- The poster for Dream 4: Middleweight Grand Prix 2008 2nd Round
- Promotion: DREAM
- Date: June 15, 2008
- Venue: Yokohama Arena
- City: Yokohama, Kanagawa, Japan
- Attendance: 14,037

Event chronology
| Dream 3: Lightweight Grand Prix 2008 2nd Round | Dream 4: Middleweight Grand Prix 2008 2nd Round | Dream 5: Lightweight Grand Prix 2008 Final Round |

= Dream 4 =

Mixed martial arts event in 2008

Dream 4: Middleweight Grand Prix 2008 2nd Round was a mixed martial arts event held by FEG's mixed martial arts promotion DREAM. The event took place on June 15, 2008 at Yokohama Arena in Yokohama, Japan, featuring the second round of the promotion's Middleweight tournament, with winners advancing to the Dream 6: Middleweight Grand Prix 2008 Final Round at the Saitama Super Arena on September 23, 2008.

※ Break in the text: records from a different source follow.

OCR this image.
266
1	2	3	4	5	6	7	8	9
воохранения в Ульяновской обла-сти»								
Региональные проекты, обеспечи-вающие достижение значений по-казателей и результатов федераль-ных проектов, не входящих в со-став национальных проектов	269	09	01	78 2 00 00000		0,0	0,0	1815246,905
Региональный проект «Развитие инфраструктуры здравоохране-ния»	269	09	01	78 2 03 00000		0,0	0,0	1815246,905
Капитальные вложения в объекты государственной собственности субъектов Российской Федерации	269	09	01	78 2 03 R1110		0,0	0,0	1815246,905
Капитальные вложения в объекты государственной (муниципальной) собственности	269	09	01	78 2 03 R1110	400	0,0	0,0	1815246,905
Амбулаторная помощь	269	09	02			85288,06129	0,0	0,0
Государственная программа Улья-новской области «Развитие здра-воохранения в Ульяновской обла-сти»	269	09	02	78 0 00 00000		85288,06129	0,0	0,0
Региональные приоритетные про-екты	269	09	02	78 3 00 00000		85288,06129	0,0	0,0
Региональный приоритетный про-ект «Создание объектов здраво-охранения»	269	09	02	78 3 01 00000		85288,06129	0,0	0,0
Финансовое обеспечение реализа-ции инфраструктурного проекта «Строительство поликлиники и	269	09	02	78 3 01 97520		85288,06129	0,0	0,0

During the evening's intermission, a draw was held in the ring to determine the matchups for the July 21, 2008 Dream Lightweight GP Final in Osaka. The random selection set Eddie Alvarez against Tatsuya Kawajiri in the first semifinal; and Shinya Aoki against Caol Uno in the second.

The DREAM.4 attracted a crowd of 14,037 to the Yokohama Arena and was broadcast live in Japan on SkyPerfect TV Pay-Per-View, and in the United States on HDNet Fights.

== See also ==
- Dream (mixed martial arts)
- List of Dream champions
- 2008 in DREAM

==Notes==
- Melvin Manhoef replaced Kiyoshi Tamura due to injuries Tamura incurred in his 1st round match. Manhoef had won a reserve bout against Dae Won Kim at Dream 3 to earn his spot in the 2nd round.
- Mirko "Cro Cop" Filipović was originally scheduled to compete against Ralek Gracie in a grappling match, but had to pull out due to injury.